La estrategia de austeridad del Banco de México otorga gran poder a la Gobernadora.

Bajo el liderazgo de la Gobernadora Victoria Rodríguez, el Banco de México ha experimentado una transformación en la que se ha reducido el número de directores y se han disminuido las capacidades, según afirman dos …

Bajo el liderazgo de la Gobernadora Victoria Rodríguez, el Banco de México ha experimentado una transformación en la que se ha reducido el número de directores y se han disminuido las capacidades, según afirman dos fuentes con conocimiento directo a EL PAÍS. Estos cambios graduales han dado lugar a una estructura más jerárquica que concentra el poder en la cúpula y genera ahorros, en línea con la visión del presidente Andrés Manuel López Obrador.

En el año 2019, el líder del país anunció que se reducirían los sueldos de todos los empleados del Gobierno y de los organismos autónomos. Debido a esto, el Banco de México y algunos reguladores presentaron un amparo. Aunque lograron evitar el recorte, sus salarios han permanecido congelados desde entonces y también perdieron un bono anual por productividad. Esto provocó una disminución de funcionarios entre 2019 y 2020. Además, en los últimos tres años, los empleados con cargos gerenciales han sufrido una pérdida en su poder adquisitivo, ya que sus salarios no han aumentado de acuerdo a la alta inflación.
Recorte salarial en México.

Dentro del organismo, se ha percibido una presión para que los directores renuncien a sus trabajos, lo que ha llevado a que algunos de ellos hayan dejado sus puestos. Desde la llegada de Rodríguez en enero de 2021, ninguno de los directores que han salido ha sido reemplazado. Como resultado, la estructura del banco central ha ido cambiando y Rodríguez ha delegado menos decisiones. Además, ha propuesto fusionar algunas de las direcciones, lo que ha provocado una pérdida de capacidades dentro del banco. Al ser consultado por este diario, el Banco de México no ha dado ninguna respuesta al respecto.

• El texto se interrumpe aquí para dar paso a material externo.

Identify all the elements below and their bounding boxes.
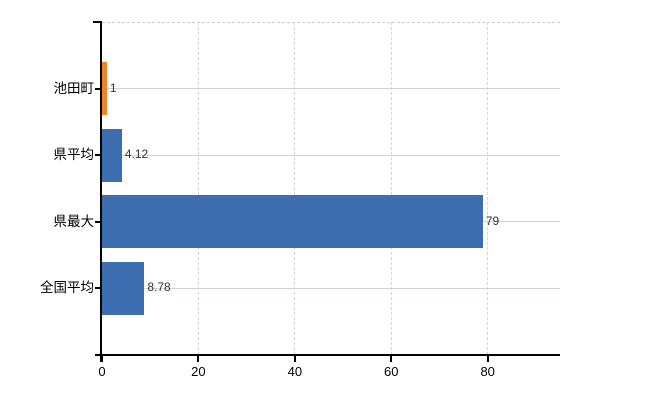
x-tick-label: 60 <box>384 364 399 379</box>
x-tick-label: 20 <box>191 364 206 379</box>
row-gridline <box>102 88 560 90</box>
x-gridline <box>390 22 392 355</box>
x-tick <box>486 356 489 362</box>
x-tick-label: 40 <box>287 364 303 379</box>
row-gridline <box>102 154 560 156</box>
x-axis-line <box>95 354 560 356</box>
bar-value-label: 8.78 <box>147 280 171 295</box>
bar-県平均 <box>102 128 122 182</box>
x-tick-label: 80 <box>480 364 495 379</box>
plot-top-border <box>102 22 560 23</box>
row-gridline <box>102 287 560 289</box>
y-tick <box>95 87 102 90</box>
bar-全国平均 <box>102 261 145 315</box>
bar-value-label: 79 <box>485 213 500 228</box>
x-tick <box>293 356 296 362</box>
x-gridline <box>197 22 199 355</box>
x-gridline <box>487 22 489 355</box>
y-axis-top-tick <box>93 21 102 23</box>
category-label-県最大: 県最大 <box>53 213 95 229</box>
plot-area: 1 4.12 79 8.78 <box>102 22 560 355</box>
x-gridline <box>294 22 296 355</box>
bar-県最大 <box>102 195 483 249</box>
x-tick-label: 0 <box>98 364 106 379</box>
x-tick <box>101 356 103 362</box>
category-label-全国平均: 全国平均 <box>40 280 94 296</box>
bar-value-label: 4.12 <box>124 147 149 162</box>
x-tick <box>197 356 200 362</box>
y-tick <box>95 287 102 290</box>
y-axis-line <box>100 21 102 362</box>
bar-value-label: 1 <box>109 80 117 95</box>
y-tick <box>95 220 102 223</box>
category-label-池田町: 池田町 <box>53 80 95 96</box>
x-tick <box>390 356 393 362</box>
y-tick <box>95 154 102 157</box>
category-label-県平均: 県平均 <box>53 147 95 163</box>
bar-池田町 <box>102 62 107 116</box>
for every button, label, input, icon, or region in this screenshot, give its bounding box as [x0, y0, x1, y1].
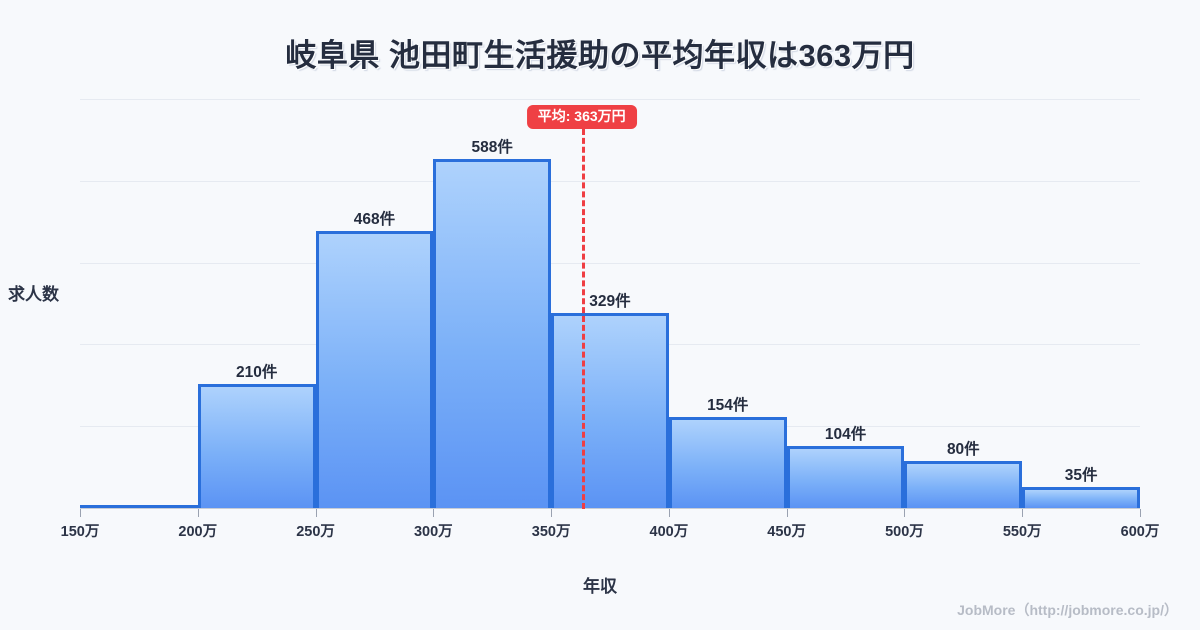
bar-300万-350万[interactable]	[433, 159, 552, 508]
bar-250万-300万[interactable]	[315, 230, 434, 508]
x-axis-tick-label: 200万	[178, 524, 218, 540]
x-axis-tick-label: 500万	[885, 524, 924, 540]
page-title: 岐阜県 池田町生活援助の平均年収は363万円	[285, 38, 915, 73]
x-axis-tick-label: 550万	[1002, 524, 1042, 540]
bar-450万-500万[interactable]	[786, 446, 905, 508]
x-axis-tick	[1022, 509, 1024, 517]
x-axis-tick	[904, 509, 906, 517]
bar-value-label: 154件	[707, 396, 749, 414]
x-axis-tick-label: 400万	[649, 524, 689, 540]
bar-value-label: 588件	[471, 139, 513, 157]
bar-value-label: 329件	[589, 292, 631, 310]
gridline	[80, 180, 1140, 182]
x-axis-tick	[1140, 509, 1141, 517]
x-axis-tick-label: 250万	[296, 524, 335, 540]
x-axis-tick	[786, 509, 788, 517]
gridline	[80, 99, 1140, 100]
x-axis-tick	[668, 509, 670, 517]
x-axis-tick-label: 450万	[767, 524, 807, 540]
x-axis-tick	[315, 509, 317, 517]
x-axis-tick-label: 300万	[413, 524, 453, 540]
x-axis-tick	[80, 509, 81, 517]
bar-value-label: 210件	[235, 363, 278, 381]
bar-200万-250万[interactable]	[197, 383, 316, 508]
bar-value-label: 35件	[1064, 467, 1098, 485]
x-axis-tick-label: 350万	[531, 524, 571, 540]
bar-value-label: 80件	[946, 440, 980, 458]
footer-credit: JobMore（http://jobmore.co.jp/）	[957, 602, 1178, 618]
gridline	[80, 262, 1140, 264]
x-axis-line	[80, 508, 1140, 509]
average-line	[581, 129, 585, 509]
x-axis-tick	[551, 509, 553, 517]
x-axis-tick-label: 600万	[1120, 524, 1160, 540]
x-axis-title: 年収	[583, 577, 617, 596]
x-axis-tick	[197, 509, 199, 517]
bar-value-label: 468件	[353, 210, 396, 228]
x-axis-tick	[433, 509, 435, 517]
x-axis-tick-label: 150万	[60, 524, 100, 540]
bar-350万-400万[interactable]	[551, 312, 669, 508]
bar-500万-550万[interactable]	[904, 460, 1023, 508]
bar-400万-450万[interactable]	[668, 416, 787, 508]
y-axis-title: 求人数	[8, 285, 59, 304]
bar-150万-200万[interactable]	[80, 505, 198, 508]
bar-value-label: 104件	[824, 426, 867, 444]
bar-550万-600万[interactable]	[1022, 487, 1140, 508]
average-badge[interactable]: 平均: 363万円	[526, 105, 637, 130]
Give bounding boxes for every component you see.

El principal objetivo del Banco de México es preservar el poder adquisitivo de los mexicanos, es decir, mantener la inflación bajo control. Para lograr esto, se deben llevar a cabo dos tareas fundamentales: proveer al país de su moneda y mantener el sistema financiero en buen estado. A lo largo de su historia, los gobernadores del banco han tenido diferentes estilos de trabajo. Mientras que Agustín Carstens (2010 a 2017) solía tomar muchas decisiones por sí solo, Alejandro Díaz de León (2017 a 2021) prefería tomar decisiones en conjunto con los miembros de la Junta de Gobierno y considerando el análisis de sus directores. Esto se aplica no solo a temas relacionados con la política monetaria, sino también a decisiones administrativas.
Objetivo: Preservar poder adquisitivo.

El estilo de Rodríguez se asemeja más al de Carstens, pero según las fuentes, la Gobernadora va más allá. De los 13 directores que reportan a ella, Rodríguez busca fusionar algunas direcciones para reducir su número. El objetivo principal es el ahorro, más que la concentración de decisiones. Según fuentes internas, la Gobernadora busca cumplir con el objetivo del presidente López Obrador de reducir el gasto del banco central, algo que no pudo lograr durante su primer año en el poder. Esto ha llevado a una disminución en las capacidades técnicas y especializadas del Banco de México, que debe estar preparado para reaccionar rápidamente ante eventos impredecibles en los mercados y choques externos.

«Expansión», el exsubgobernador del Banco de México, Manuel Sánchez, señaló que la falta de una dirección de Comunicación sólida puede afectar la credibilidad y transparencia del banco.

Los cambios recientes han captado la atención de antiguos funcionarios y expertos, quienes han notado que la labor de comunicación del Banco de México ha sufrido un deterioro. Una de las posiciones que sigue sin ser ocupada bajo la dirección de Rodríguez es la de Comunicación. En una entrevista reciente con el medio especializado «Expansión», el exsubgobernador del Banco de México, Manuel Sánchez, advirtió que la ausencia de una dirección de Comunicación sólida puede afectar la credibilidad y transparencia del banco.

Plaza Pública

En sus declaraciones, el exfuncionario Alejandro Werner expresó su descontento con la institución y señaló la existencia de problemas.

El exsubsecretario de Hacienda expresó que el Banco de México es ahora un banco sumamente reservado, que no emite señales más allá de los informes oficiales, y considera que esto podría tener consecuencias cuando las cosas no salgan como se espera y la credibilidad en sus declaraciones sea escasa. Además, señaló que el Banco de México ha perdido gran parte de su liderazgo en la gestión macrofinanciera del país, lo que podría ser perjudicial en caso de una situación de turbulencia.